After more than two years in the doldrums, conditions are again ripe for a resurgence of mergers and acquisitions. Modest improvements in the general economy have helped, but the primary impact is the current imbalance between supply of investible funds and availability of investment opportunities. For the moment, the advantage goes to the sellers.
The recession has caused corporations to batten down the hatches and build cash positions. Corporate entities are well into the process of completing internal restructurings to reduce costs and trim leverage. As a result, cash as a percentage of total assets is at the highest level in forty years. Some of these businesses are now turning their heads to growth through acquisition.
Financial investors are anxious to put money to work. As discussed in the 2010 Spring edition of IN$IGHT, undrawn cash levels at private equity firms remain at record levels. Many of these firms are running out of time to put their committed funds to work. Faced with the expiration of investor commitments, a more aggressive approach is understandable. Estimates are that over half of current fund commitments will expire by the end of 2012. Given that it usually takes four years to invest a fund and many of these funds have had little or no activity, crunch time has arrived.

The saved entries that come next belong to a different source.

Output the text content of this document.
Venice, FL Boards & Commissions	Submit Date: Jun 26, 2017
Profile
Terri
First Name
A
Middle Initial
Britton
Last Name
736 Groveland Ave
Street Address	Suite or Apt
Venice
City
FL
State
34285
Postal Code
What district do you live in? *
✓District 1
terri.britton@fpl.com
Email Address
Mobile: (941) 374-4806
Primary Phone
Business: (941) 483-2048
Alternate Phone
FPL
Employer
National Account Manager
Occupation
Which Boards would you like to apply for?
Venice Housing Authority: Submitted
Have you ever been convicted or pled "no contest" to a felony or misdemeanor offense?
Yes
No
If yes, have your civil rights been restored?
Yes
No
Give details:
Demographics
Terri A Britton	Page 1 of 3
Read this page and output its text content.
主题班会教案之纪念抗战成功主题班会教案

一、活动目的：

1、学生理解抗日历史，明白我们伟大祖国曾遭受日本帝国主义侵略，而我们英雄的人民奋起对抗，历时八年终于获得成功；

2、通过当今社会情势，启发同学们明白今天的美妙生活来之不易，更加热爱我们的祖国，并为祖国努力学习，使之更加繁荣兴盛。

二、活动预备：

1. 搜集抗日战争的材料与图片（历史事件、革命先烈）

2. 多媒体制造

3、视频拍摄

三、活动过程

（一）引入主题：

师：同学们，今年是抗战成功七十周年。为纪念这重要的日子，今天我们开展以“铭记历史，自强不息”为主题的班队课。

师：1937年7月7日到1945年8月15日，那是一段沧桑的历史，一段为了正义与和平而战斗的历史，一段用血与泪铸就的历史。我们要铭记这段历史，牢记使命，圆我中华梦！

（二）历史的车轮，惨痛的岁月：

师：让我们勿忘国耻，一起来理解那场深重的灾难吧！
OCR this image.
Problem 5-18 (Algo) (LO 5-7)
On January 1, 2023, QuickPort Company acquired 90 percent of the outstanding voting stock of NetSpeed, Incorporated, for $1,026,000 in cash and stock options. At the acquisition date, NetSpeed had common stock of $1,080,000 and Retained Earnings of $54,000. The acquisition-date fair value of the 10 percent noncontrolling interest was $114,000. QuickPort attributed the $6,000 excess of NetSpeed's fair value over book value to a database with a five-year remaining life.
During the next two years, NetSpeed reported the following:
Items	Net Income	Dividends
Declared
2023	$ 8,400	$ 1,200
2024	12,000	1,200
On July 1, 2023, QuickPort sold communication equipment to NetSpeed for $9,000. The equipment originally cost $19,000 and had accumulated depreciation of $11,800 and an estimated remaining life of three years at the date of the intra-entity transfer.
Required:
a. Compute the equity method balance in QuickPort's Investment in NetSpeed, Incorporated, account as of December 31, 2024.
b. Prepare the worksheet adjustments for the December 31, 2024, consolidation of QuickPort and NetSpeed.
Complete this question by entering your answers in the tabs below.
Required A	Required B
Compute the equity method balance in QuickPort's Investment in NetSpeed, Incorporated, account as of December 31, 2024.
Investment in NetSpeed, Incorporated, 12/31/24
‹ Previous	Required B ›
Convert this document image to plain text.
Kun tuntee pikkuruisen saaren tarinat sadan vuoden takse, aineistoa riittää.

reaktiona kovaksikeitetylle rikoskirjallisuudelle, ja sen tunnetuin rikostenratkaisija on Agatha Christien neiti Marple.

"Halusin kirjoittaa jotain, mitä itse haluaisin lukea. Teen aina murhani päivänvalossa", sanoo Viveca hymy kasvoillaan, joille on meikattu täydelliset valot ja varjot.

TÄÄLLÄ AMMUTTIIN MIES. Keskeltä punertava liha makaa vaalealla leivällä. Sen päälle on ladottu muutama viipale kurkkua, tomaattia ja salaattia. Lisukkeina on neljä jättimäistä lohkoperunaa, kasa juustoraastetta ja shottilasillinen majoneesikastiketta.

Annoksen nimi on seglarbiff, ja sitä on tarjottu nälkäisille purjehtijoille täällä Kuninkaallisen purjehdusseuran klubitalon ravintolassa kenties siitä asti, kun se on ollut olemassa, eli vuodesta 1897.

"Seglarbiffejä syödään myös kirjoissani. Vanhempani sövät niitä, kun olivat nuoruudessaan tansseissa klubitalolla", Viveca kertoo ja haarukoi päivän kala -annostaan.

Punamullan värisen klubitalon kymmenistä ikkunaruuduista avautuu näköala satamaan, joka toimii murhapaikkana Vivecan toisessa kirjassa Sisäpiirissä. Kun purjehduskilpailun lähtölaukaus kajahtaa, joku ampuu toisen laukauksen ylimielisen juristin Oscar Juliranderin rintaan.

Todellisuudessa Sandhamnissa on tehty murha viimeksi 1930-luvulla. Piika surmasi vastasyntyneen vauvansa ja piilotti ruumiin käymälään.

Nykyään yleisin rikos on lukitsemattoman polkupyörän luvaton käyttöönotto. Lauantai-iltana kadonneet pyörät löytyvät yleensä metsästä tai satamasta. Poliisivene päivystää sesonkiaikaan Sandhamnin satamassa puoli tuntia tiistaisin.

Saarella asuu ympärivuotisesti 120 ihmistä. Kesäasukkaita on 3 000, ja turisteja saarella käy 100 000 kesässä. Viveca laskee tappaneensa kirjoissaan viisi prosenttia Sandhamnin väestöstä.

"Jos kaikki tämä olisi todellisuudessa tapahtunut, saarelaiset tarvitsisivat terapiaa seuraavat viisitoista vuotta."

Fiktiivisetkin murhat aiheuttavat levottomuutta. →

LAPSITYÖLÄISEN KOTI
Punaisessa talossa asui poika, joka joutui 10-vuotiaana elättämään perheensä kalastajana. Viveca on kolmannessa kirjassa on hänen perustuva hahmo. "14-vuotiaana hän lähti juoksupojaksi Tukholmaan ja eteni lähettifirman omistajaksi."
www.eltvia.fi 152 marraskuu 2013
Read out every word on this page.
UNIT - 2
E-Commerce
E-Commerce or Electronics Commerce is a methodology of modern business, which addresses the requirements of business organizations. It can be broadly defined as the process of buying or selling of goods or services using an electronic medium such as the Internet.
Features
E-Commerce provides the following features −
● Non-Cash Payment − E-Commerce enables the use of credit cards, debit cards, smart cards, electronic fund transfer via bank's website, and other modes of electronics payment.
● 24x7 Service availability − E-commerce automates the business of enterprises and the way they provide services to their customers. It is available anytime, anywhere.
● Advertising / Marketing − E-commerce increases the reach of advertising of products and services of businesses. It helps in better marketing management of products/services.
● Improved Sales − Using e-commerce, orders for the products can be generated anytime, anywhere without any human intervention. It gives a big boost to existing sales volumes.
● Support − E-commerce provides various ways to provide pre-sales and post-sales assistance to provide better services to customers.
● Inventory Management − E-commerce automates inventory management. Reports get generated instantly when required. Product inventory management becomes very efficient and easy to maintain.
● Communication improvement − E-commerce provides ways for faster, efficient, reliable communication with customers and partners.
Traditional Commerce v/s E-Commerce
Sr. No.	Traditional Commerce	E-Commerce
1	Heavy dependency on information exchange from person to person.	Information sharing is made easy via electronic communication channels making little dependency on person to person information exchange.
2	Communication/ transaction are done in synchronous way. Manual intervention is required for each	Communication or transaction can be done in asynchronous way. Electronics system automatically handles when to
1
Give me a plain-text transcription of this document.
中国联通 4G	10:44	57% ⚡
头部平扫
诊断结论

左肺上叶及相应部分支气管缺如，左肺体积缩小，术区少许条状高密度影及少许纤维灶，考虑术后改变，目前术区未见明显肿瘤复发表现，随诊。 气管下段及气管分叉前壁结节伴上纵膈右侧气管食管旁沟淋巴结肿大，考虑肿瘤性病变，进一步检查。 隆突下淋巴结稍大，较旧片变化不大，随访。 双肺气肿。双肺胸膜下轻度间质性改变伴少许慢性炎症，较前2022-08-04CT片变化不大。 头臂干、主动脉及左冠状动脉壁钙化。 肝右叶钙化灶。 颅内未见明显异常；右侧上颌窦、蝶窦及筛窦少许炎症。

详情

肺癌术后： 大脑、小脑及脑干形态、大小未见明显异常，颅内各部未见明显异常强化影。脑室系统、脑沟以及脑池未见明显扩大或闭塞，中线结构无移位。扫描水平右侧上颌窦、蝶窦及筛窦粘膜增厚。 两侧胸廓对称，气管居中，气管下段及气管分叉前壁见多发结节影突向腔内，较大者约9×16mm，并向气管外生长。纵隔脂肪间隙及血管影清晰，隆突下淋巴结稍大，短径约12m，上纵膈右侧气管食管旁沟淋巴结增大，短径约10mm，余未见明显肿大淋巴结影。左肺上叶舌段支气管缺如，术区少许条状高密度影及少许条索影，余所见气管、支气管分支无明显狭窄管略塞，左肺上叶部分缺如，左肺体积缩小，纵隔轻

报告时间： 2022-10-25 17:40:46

The other ingredient that whets the appetite for equity firm investments is the availability of debt to fund a portion of the transaction.
As chronicled in IN$IGHT over the past two years, that spigot has been shut tight. Now, the pipeline has re-opened, with a growing number of transactions occurring at pre-crisis leverage levels and pricing. In a companion article on the front page, we examine the dynamics that have led to the break in the credit dike.
Sellers, on the other hand, have largely sat on the bench for the past couple of years awaiting improved economic conditions. Those families and entrepreneurial founders that had thought the time was right to gain liquidity for their long hard work have put that to the back of their minds. However, the goals of liquidity and wealth diversification haven’t gone away. While this pent up need waits for the opportune time, our government has presented another consideration as capital gains tax rates are scheduled to rise from the current 15% rate to 20% on January 1, 2011. In 2013, the new healthcare law applies Medicare taxes to capital gains. The combination represents over a 60% increase in gains taxes. Many owners are asking themselves what they can do to increase the value of the business to make up for the increased tax burden.
Those few who have recently entered the market have been favorably received. Every private equity firm we have met within the past six weeks has commented on the emergence of strategic buyers, the competition for deals, and the higher prices being paid. This current imbalance of supply and demand is creating a pricing advantage for sellers. The primary beneficiaries of these market conditions have been private equity firms selling portfolio companies. Private company owners have yet to enter the fray to any meaningful degree.
How long the window will stay open remains uncertain but, at present, strong companies are again commanding values reminiscent of pre-crisis levels. Accordingly, owners who are interested in gaining liquidity and diversifying wealth would be well served to accelerate their thinking to take advantage of a compelling market and a more favorable tax environment.